A brownout at the NFL
Some day, historians may look back on 2016 as the start of the irreversible decline of the National Football League, and certainly as the beginning of the end of Roger Goodell’s stint building an unstoppable powerhouse. Exhibit A: the epic botch of league discipline against New York Giants kicker and confessed domestic abuser Josh Brown.
The NFL, also struggling with declining ratings, and mushrooming evidence that hits to the head cause long-term brain damage, and early retirement by marquee stars, and a flatfooted response to a spate of national anthem protests, had a perfectly thrown ball on its fingertips — and dropped it.

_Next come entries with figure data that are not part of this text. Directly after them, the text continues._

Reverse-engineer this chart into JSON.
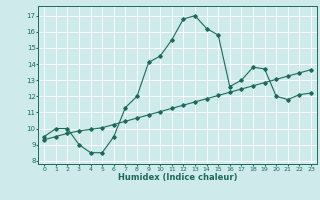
{
  "title": "",
  "xlabel": "Humidex (Indice chaleur)",
  "bg_color": "#ceeaea",
  "line_color": "#1a6b5a",
  "xlim": [
    -0.5,
    23.5
  ],
  "ylim": [
    7.8,
    17.6
  ],
  "xticks": [
    0,
    1,
    2,
    3,
    4,
    5,
    6,
    7,
    8,
    9,
    10,
    11,
    12,
    13,
    14,
    15,
    16,
    17,
    18,
    19,
    20,
    21,
    22,
    23
  ],
  "yticks": [
    8,
    9,
    10,
    11,
    12,
    13,
    14,
    15,
    16,
    17
  ],
  "line1_x": [
    0,
    1,
    2,
    3,
    4,
    5,
    6,
    7,
    8,
    9,
    10,
    11,
    12,
    13,
    14,
    15,
    16,
    17,
    18,
    19,
    20,
    21,
    22,
    23
  ],
  "line1_y": [
    9.5,
    10.0,
    10.0,
    9.0,
    8.5,
    8.5,
    9.5,
    11.3,
    12.0,
    14.1,
    14.5,
    15.5,
    16.8,
    17.0,
    16.2,
    15.8,
    12.6,
    13.0,
    13.8,
    13.7,
    12.0,
    11.8,
    12.1,
    12.2
  ],
  "line2_x": [
    0,
    1,
    2,
    3,
    4,
    5,
    6,
    7,
    8,
    9,
    10,
    11,
    12,
    13,
    14,
    15,
    16,
    17,
    18,
    19,
    20,
    21,
    22,
    23
  ],
  "line2_y": [
    9.3,
    9.5,
    9.7,
    9.85,
    9.95,
    10.05,
    10.25,
    10.45,
    10.65,
    10.85,
    11.05,
    11.25,
    11.45,
    11.65,
    11.85,
    12.05,
    12.25,
    12.45,
    12.65,
    12.85,
    13.05,
    13.25,
    13.45,
    13.65
  ]
}
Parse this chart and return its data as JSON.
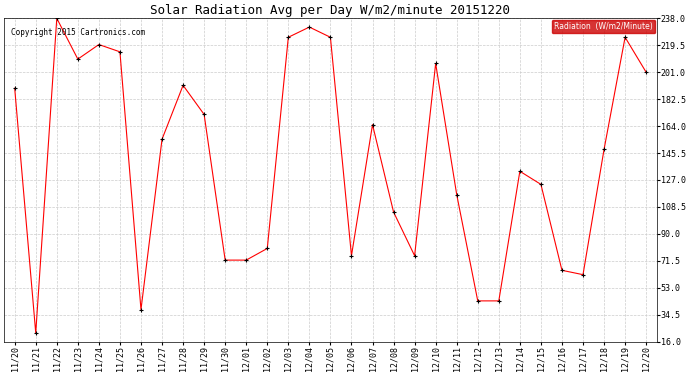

Two years ago, the league got caught going easy on Baltimore Ravens running back Ray Rice after he clobbered his fiancée in an elevator. At the end of the embarrassing saga, Goodell, playing tough guy, laid down a tough new policy mandating a six-game suspension for any offender.
This year, the fact pattern repeated, almost eerily, with Brown. No smoking-gun video — but again, overwhelming evidence of battery, in this case against the woman who was his wife, followed by a meek one-game suspension for unspecified misconduct, complicated by what amounted to evidence of a coverup.
Tuesday, the Giants released Brown, surely hoping to put it all behind them. No can do. The damage is done. Americans are forced to ask: What is Roger Goodell thinking? Or to put a finer point on it, is Roger Goodell thinking at all?